Bond reconoció a los dos hombres que esperaban en la sala. Uno de ellos era Frederick Gray, el ministro de Defensa, quien acababa de ser despojado de su abrigo Cromby por uno de los ujieres que, vigilante, escoltaba a todos los visitantes de la Transworld Consortium desde el momento en que cruzaban el umbral. Estrechó la mano de M sin mucho calor y saludó a Bond con un gesto. Los hombres ya se habían encontrado antes. El segundo hombre que había en la sala era Q. Llevaba un traje de lana que parecía prestado por un cazador después de un día particularmente enérgico de caza del venado. El también hizo un gesto de asentimiento hacia Bond y elevó su brazo como en un violento gesto de saludo.

—Gracias por venir, señor ministro —dijo M—. 007 conoce el fondo de la visita del Moonraker, pero no la causa inmediata de nuestras preocupaciones, le agradecería que acabara de explicársela, Q.

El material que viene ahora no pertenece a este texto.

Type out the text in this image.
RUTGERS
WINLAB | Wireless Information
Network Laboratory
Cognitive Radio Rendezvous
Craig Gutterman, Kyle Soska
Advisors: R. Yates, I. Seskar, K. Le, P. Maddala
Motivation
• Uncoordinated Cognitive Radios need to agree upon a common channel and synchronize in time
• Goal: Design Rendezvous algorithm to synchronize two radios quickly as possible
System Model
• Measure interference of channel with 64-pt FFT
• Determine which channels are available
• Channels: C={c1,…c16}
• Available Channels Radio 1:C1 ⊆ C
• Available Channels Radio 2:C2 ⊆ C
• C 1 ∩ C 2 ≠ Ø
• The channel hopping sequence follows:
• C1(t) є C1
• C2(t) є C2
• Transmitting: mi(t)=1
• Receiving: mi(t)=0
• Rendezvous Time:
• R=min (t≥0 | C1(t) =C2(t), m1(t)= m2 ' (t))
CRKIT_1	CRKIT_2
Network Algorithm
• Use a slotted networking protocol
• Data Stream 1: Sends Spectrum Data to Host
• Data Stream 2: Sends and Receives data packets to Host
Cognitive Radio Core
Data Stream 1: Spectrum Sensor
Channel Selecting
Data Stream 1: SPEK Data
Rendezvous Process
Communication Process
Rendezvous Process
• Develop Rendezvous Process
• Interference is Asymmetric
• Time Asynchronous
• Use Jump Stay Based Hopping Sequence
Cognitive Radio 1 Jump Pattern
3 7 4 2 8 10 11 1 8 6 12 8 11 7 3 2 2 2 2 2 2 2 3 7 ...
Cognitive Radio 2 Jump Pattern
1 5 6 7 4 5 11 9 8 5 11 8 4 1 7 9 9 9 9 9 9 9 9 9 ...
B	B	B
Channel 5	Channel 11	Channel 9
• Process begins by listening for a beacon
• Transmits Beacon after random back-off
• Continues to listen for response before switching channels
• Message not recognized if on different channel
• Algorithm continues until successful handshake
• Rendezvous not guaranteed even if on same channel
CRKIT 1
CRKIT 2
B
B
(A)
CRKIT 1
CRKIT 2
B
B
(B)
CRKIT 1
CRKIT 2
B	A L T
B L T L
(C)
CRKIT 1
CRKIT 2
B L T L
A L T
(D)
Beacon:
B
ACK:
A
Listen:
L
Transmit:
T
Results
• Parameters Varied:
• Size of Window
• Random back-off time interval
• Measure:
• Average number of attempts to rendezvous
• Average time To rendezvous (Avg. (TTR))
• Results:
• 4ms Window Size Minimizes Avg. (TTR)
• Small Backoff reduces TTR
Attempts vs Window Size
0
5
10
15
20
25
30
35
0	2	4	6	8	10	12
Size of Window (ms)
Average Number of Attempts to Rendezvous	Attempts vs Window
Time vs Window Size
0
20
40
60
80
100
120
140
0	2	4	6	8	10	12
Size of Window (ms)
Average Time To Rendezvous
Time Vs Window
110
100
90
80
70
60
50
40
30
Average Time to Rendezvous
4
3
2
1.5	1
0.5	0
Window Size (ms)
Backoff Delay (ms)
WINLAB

Q asintió y se dirigió rápidamente hacia la tribuna. Los otros tomaron asiento en las últimas filas de la sala. Bond se sentó apartado de M y del ministro, percibiendo el hormigueo de expectación que siempre se producía al principio de un nuevo trabajo. Estaba emocionado, en espera de que las palabras surgieran de la boca de Q.

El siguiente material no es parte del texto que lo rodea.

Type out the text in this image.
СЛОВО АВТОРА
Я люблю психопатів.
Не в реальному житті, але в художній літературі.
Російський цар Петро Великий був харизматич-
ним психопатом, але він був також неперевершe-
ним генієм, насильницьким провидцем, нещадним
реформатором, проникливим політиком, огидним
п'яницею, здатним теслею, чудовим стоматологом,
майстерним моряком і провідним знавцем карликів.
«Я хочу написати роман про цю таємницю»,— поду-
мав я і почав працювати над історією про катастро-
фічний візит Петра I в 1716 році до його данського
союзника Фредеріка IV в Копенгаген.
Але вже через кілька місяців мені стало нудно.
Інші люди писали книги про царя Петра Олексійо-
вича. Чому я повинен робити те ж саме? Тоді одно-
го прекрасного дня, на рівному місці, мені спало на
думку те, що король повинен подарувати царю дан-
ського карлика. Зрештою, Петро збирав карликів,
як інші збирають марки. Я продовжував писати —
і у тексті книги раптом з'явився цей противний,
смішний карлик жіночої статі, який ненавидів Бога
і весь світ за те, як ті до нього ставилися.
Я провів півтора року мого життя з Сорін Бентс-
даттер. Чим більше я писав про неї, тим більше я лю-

—El Moonraker era transportado desde California en la parte posterior de un 747. El 747 se estrelló en Alaska.

La expresión de Bond se puso a tono con la gravedad de la noticia.

—¿Accidente?

M ni siquiera giró la cabeza al decir:

—Escuche lo que tiene que decir Q y fórmese su propia opinión.

Q apretó un botón sobre el atril y las luces se oscurecieron. Apretó una segunda vez y apareció una imagen en la pantalla. Mostraba los restos de lo que aparentemente era un desastre aéreo sobre la ladera de una montaña rocosa y cubierta de nieve.